Second, God’s covenant is with all creation, not just humankind. The waters of destruction become the waters of global baptism, cleansing the earth, and revealing God’s love for the world, all the world and not just us.

Mark describes Jesus’ baptism, the descent of the Holy Spirit, his retreat and temptations in the desert, and the beginning of his mission in six short verses. In the wilderness, Jesus is surrounded by wild beasts and ministered to by angels. I believe Mark is pointing out that Jesus overcame the gulf between humanity and the non-human world. Like St. Francis of Assisi, he found something of value and beauty in the wild beasts and they reciprocated by living gently alongside him.

God loves the world, God loves osprey and spotted owls, God loves blue fish and humpbacked whales, God loves hummingbirds and finches, God loves bees and snakes – God loves animals we don’t like – and God loves us. As my four year grandson affirms, “God loves sharks.”

After his temptations in the wilderness, Jesus begins his mission preaching “repent and believe the good news.” Change your ways and trust that God loves you and the world and has a vision for your life. God’s love inspires us to see our errors and take new directions. We must confess that we have as a race destroyed the world that God loves: destroying species, polluting the waters, creating toxic dumps, and putting the Arctic circle and the Amazon rainforest at risk.

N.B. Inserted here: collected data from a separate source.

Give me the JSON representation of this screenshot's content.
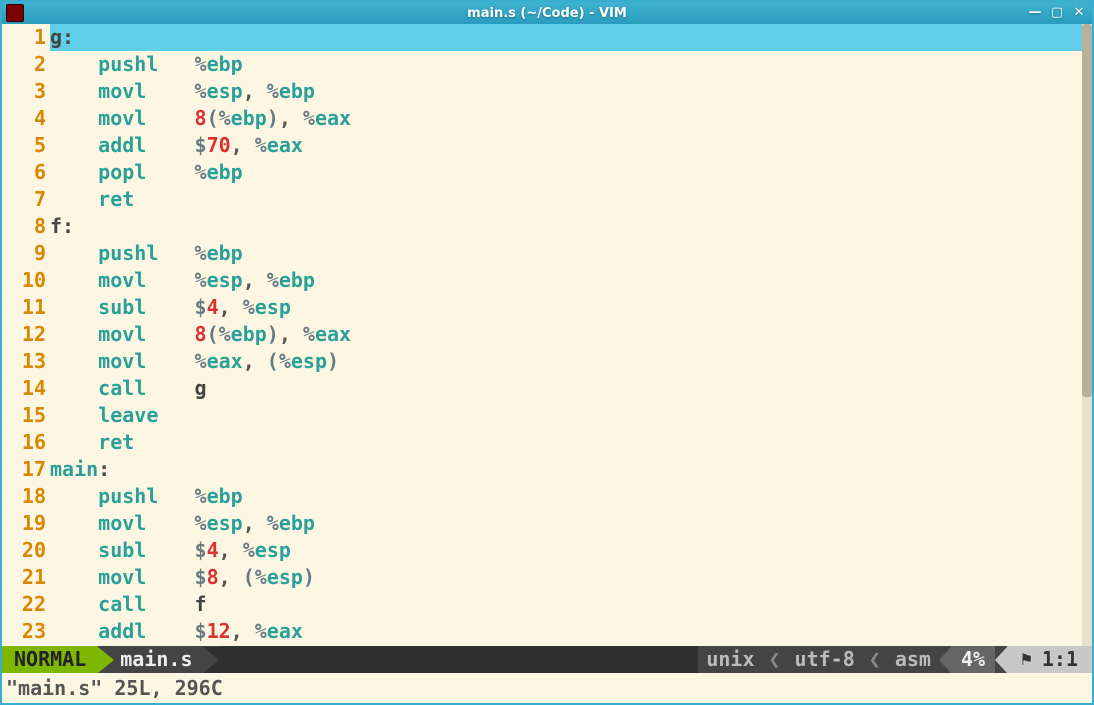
{
  "window": {
    "title": "main.s (~/Code) - VIM"
  },
  "lines": [
    {
      "n": 1,
      "indent": "",
      "highlight": true,
      "tokens": [
        {
          "t": "g",
          "c": "tok-plain"
        },
        {
          "t": ":",
          "c": "tok-plain"
        }
      ]
    },
    {
      "n": 2,
      "indent": "    ",
      "tokens": [
        {
          "t": "pushl",
          "c": "tok-instr"
        },
        {
          "t": "   ",
          "c": ""
        },
        {
          "t": "%",
          "c": "tok-punct"
        },
        {
          "t": "ebp",
          "c": "tok-reg"
        }
      ]
    },
    {
      "n": 3,
      "indent": "    ",
      "tokens": [
        {
          "t": "movl",
          "c": "tok-instr"
        },
        {
          "t": "    ",
          "c": ""
        },
        {
          "t": "%",
          "c": "tok-punct"
        },
        {
          "t": "esp",
          "c": "tok-reg"
        },
        {
          "t": ", ",
          "c": "tok-comma"
        },
        {
          "t": "%",
          "c": "tok-punct"
        },
        {
          "t": "ebp",
          "c": "tok-reg"
        }
      ]
    },
    {
      "n": 4,
      "indent": "    ",
      "tokens": [
        {
          "t": "movl",
          "c": "tok-instr"
        },
        {
          "t": "    ",
          "c": ""
        },
        {
          "t": "8",
          "c": "tok-num"
        },
        {
          "t": "(",
          "c": "tok-punct"
        },
        {
          "t": "%",
          "c": "tok-punct"
        },
        {
          "t": "ebp",
          "c": "tok-reg"
        },
        {
          "t": ")",
          "c": "tok-punct"
        },
        {
          "t": ", ",
          "c": "tok-comma"
        },
        {
          "t": "%",
          "c": "tok-punct"
        },
        {
          "t": "eax",
          "c": "tok-reg"
        }
      ]
    },
    {
      "n": 5,
      "indent": "    ",
      "tokens": [
        {
          "t": "addl",
          "c": "tok-instr"
        },
        {
          "t": "    ",
          "c": ""
        },
        {
          "t": "$",
          "c": "tok-punct"
        },
        {
          "t": "70",
          "c": "tok-num"
        },
        {
          "t": ", ",
          "c": "tok-comma"
        },
        {
          "t": "%",
          "c": "tok-punct"
        },
        {
          "t": "eax",
          "c": "tok-reg"
        }
      ]
    },
    {
      "n": 6,
      "indent": "    ",
      "tokens": [
        {
          "t": "popl",
          "c": "tok-instr"
        },
        {
          "t": "    ",
          "c": ""
        },
        {
          "t": "%",
          "c": "tok-punct"
        },
        {
          "t": "ebp",
          "c": "tok-reg"
        }
      ]
    },
    {
      "n": 7,
      "indent": "    ",
      "tokens": [
        {
          "t": "ret",
          "c": "tok-instr"
        }
      ]
    },
    {
      "n": 8,
      "indent": "",
      "tokens": [
        {
          "t": "f",
          "c": "tok-plain"
        },
        {
          "t": ":",
          "c": "tok-plain"
        }
      ]
    },
    {
      "n": 9,
      "indent": "    ",
      "tokens": [
        {
          "t": "pushl",
          "c": "tok-instr"
        },
        {
          "t": "   ",
          "c": ""
        },
        {
          "t": "%",
          "c": "tok-punct"
        },
        {
          "t": "ebp",
          "c": "tok-reg"
        }
      ]
    },
    {
      "n": 10,
      "indent": "    ",
      "tokens": [
        {
          "t": "movl",
          "c": "tok-instr"
        },
        {
          "t": "    ",
          "c": ""
        },
        {
          "t": "%",
          "c": "tok-punct"
        },
        {
          "t": "esp",
          "c": "tok-reg"
        },
        {
          "t": ", ",
          "c": "tok-comma"
        },
        {
          "t": "%",
          "c": "tok-punct"
        },
        {
          "t": "ebp",
          "c": "tok-reg"
        }
      ]
    },
    {
      "n": 11,
      "indent": "    ",
      "tokens": [
        {
          "t": "subl",
          "c": "tok-instr"
        },
        {
          "t": "    ",
          "c": ""
        },
        {
          "t": "$",
          "c": "tok-punct"
        },
        {
          "t": "4",
          "c": "tok-num"
        },
        {
          "t": ", ",
          "c": "tok-comma"
        },
        {
          "t": "%",
          "c": "tok-punct"
        },
        {
          "t": "esp",
          "c": "tok-reg"
        }
      ]
    },
    {
      "n": 12,
      "indent": "    ",
      "tokens": [
        {
          "t": "movl",
          "c": "tok-instr"
        },
        {
          "t": "    ",
          "c": ""
        },
        {
          "t": "8",
          "c": "tok-num"
        },
        {
          "t": "(",
          "c": "tok-punct"
        },
        {
          "t": "%",
          "c": "tok-punct"
        },
        {
          "t": "ebp",
          "c": "tok-reg"
        },
        {
          "t": ")",
          "c": "tok-punct"
        },
        {
          "t": ", ",
          "c": "tok-comma"
        },
        {
          "t": "%",
          "c": "tok-punct"
        },
        {
          "t": "eax",
          "c": "tok-reg"
        }
      ]
    },
    {
      "n": 13,
      "indent": "    ",
      "tokens": [
        {
          "t": "movl",
          "c": "tok-instr"
        },
        {
          "t": "    ",
          "c": ""
        },
        {
          "t": "%",
          "c": "tok-punct"
        },
        {
          "t": "eax",
          "c": "tok-reg"
        },
        {
          "t": ", ",
          "c": "tok-comma"
        },
        {
          "t": "(",
          "c": "tok-punct"
        },
        {
          "t": "%",
          "c": "tok-punct"
        },
        {
          "t": "esp",
          "c": "tok-reg"
        },
        {
          "t": ")",
          "c": "tok-punct"
        }
      ]
    },
    {
      "n": 14,
      "indent": "    ",
      "tokens": [
        {
          "t": "call",
          "c": "tok-instr"
        },
        {
          "t": "    ",
          "c": ""
        },
        {
          "t": "g",
          "c": "tok-plain"
        }
      ]
    },
    {
      "n": 15,
      "indent": "    ",
      "tokens": [
        {
          "t": "leave",
          "c": "tok-instr"
        }
      ]
    },
    {
      "n": 16,
      "indent": "    ",
      "tokens": [
        {
          "t": "ret",
          "c": "tok-instr"
        }
      ]
    },
    {
      "n": 17,
      "indent": "",
      "tokens": [
        {
          "t": "main",
          "c": "tok-label"
        },
        {
          "t": ":",
          "c": "tok-plain"
        }
      ]
    },
    {
      "n": 18,
      "indent": "    ",
      "tokens": [
        {
          "t": "pushl",
          "c": "tok-instr"
        },
        {
          "t": "   ",
          "c": ""
        },
        {
          "t": "%",
          "c": "tok-punct"
        },
        {
          "t": "ebp",
          "c": "tok-reg"
        }
      ]
    },
    {
      "n": 19,
      "indent": "    ",
      "tokens": [
        {
          "t": "movl",
          "c": "tok-instr"
        },
        {
          "t": "    ",
          "c": ""
        },
        {
          "t": "%",
          "c": "tok-punct"
        },
        {
          "t": "esp",
          "c": "tok-reg"
        },
        {
          "t": ", ",
          "c": "tok-comma"
        },
        {
          "t": "%",
          "c": "tok-punct"
        },
        {
          "t": "ebp",
          "c": "tok-reg"
        }
      ]
    },
    {
      "n": 20,
      "indent": "    ",
      "tokens": [
        {
          "t": "subl",
          "c": "tok-instr"
        },
        {
          "t": "    ",
          "c": ""
        },
        {
          "t": "$",
          "c": "tok-punct"
        },
        {
          "t": "4",
          "c": "tok-num"
        },
        {
          "t": ", ",
          "c": "tok-comma"
        },
        {
          "t": "%",
          "c": "tok-punct"
        },
        {
          "t": "esp",
          "c": "tok-reg"
        }
      ]
    },
    {
      "n": 21,
      "indent": "    ",
      "tokens": [
        {
          "t": "movl",
          "c": "tok-instr"
        },
        {
          "t": "    ",
          "c": ""
        },
        {
          "t": "$",
          "c": "tok-punct"
        },
        {
          "t": "8",
          "c": "tok-num"
        },
        {
          "t": ", ",
          "c": "tok-comma"
        },
        {
          "t": "(",
          "c": "tok-punct"
        },
        {
          "t": "%",
          "c": "tok-punct"
        },
        {
          "t": "esp",
          "c": "tok-reg"
        },
        {
          "t": ")",
          "c": "tok-punct"
        }
      ]
    },
    {
      "n": 22,
      "indent": "    ",
      "tokens": [
        {
          "t": "call",
          "c": "tok-instr"
        },
        {
          "t": "    ",
          "c": ""
        },
        {
          "t": "f",
          "c": "tok-plain"
        }
      ]
    },
    {
      "n": 23,
      "indent": "    ",
      "tokens": [
        {
          "t": "addl",
          "c": "tok-instr"
        },
        {
          "t": "    ",
          "c": ""
        },
        {
          "t": "$",
          "c": "tok-punct"
        },
        {
          "t": "12",
          "c": "tok-num"
        },
        {
          "t": ", ",
          "c": "tok-comma"
        },
        {
          "t": "%",
          "c": "tok-punct"
        },
        {
          "t": "eax",
          "c": "tok-reg"
        }
      ]
    }
  ],
  "status": {
    "mode": "NORMAL",
    "file": "main.s",
    "format": "unix",
    "encoding": "utf-8",
    "filetype": "asm",
    "percent": "4%",
    "position": "1:1"
  },
  "cmdline": "\"main.s\" 25L, 296C"
}
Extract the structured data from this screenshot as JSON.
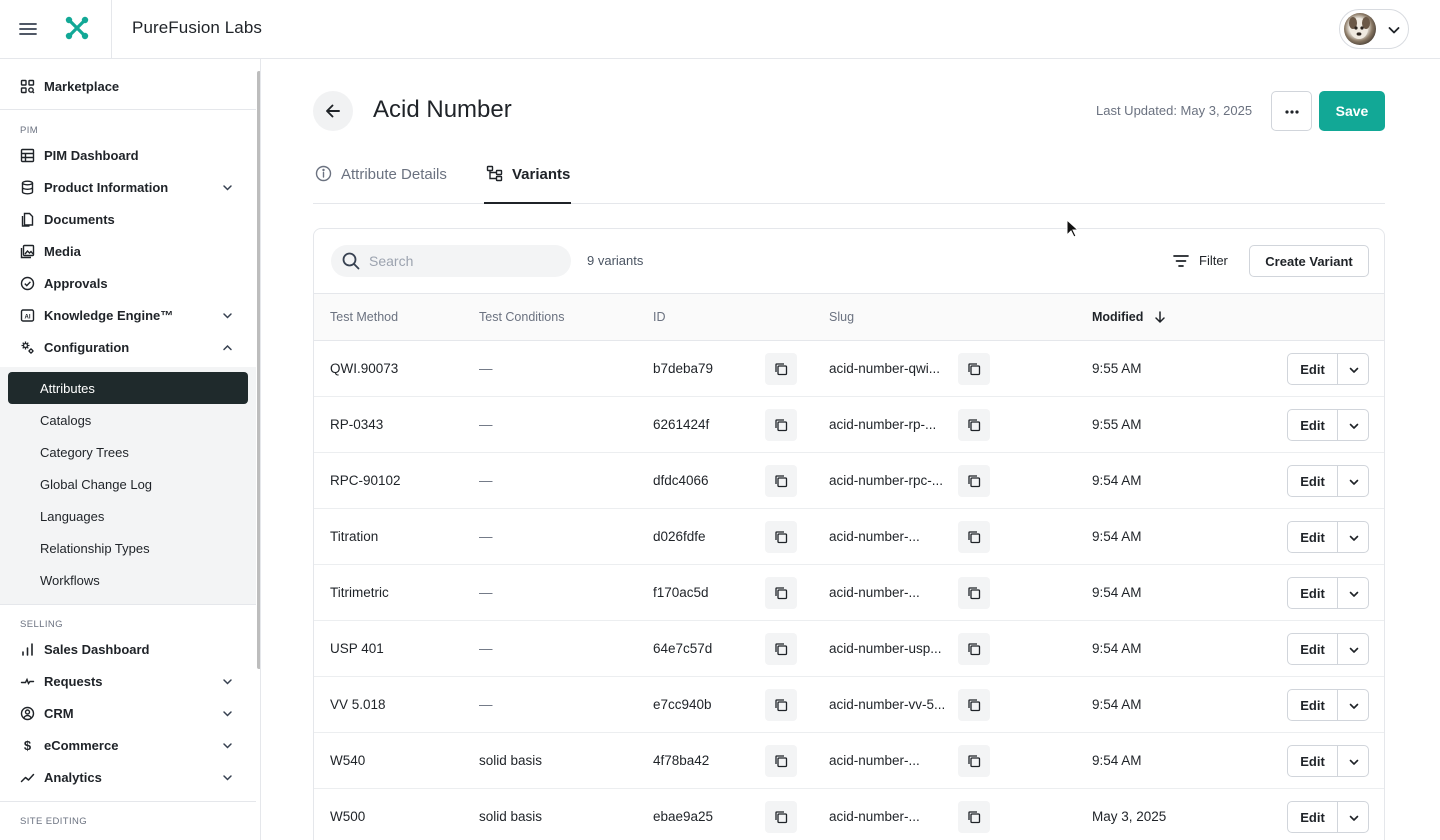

To repent is to change the coures of our lives and in the spirit of God’s covenant with Noah make peace with the non-human world and our unborn descendants. Each of us can make a small difference: If God loves the world, then we can love God by loving God’s creation. We can live simply so others can simply live – using less energy, recycling, and using our bags rather than plastic bags, lowering the heat (if health permits), taking fewer unnecessary car trips, getting an energy audit, and encouraging our leaders to make environmental preservation a top priority.

These are issues for all of us, regardless of our politics. What we do matters to future generations, to our children, grandchildren, and great grandchildren, the non-human world, and God. Our mustard seed acts can make a difference in saving the planet for generations to come. We can repent, take another path.

God placed a rainbow in the sky as a sign of love for nature and humankind in all its diversity. Let us become God’s rainbow people, loving the earth, and giving thanks for each day’s beauty.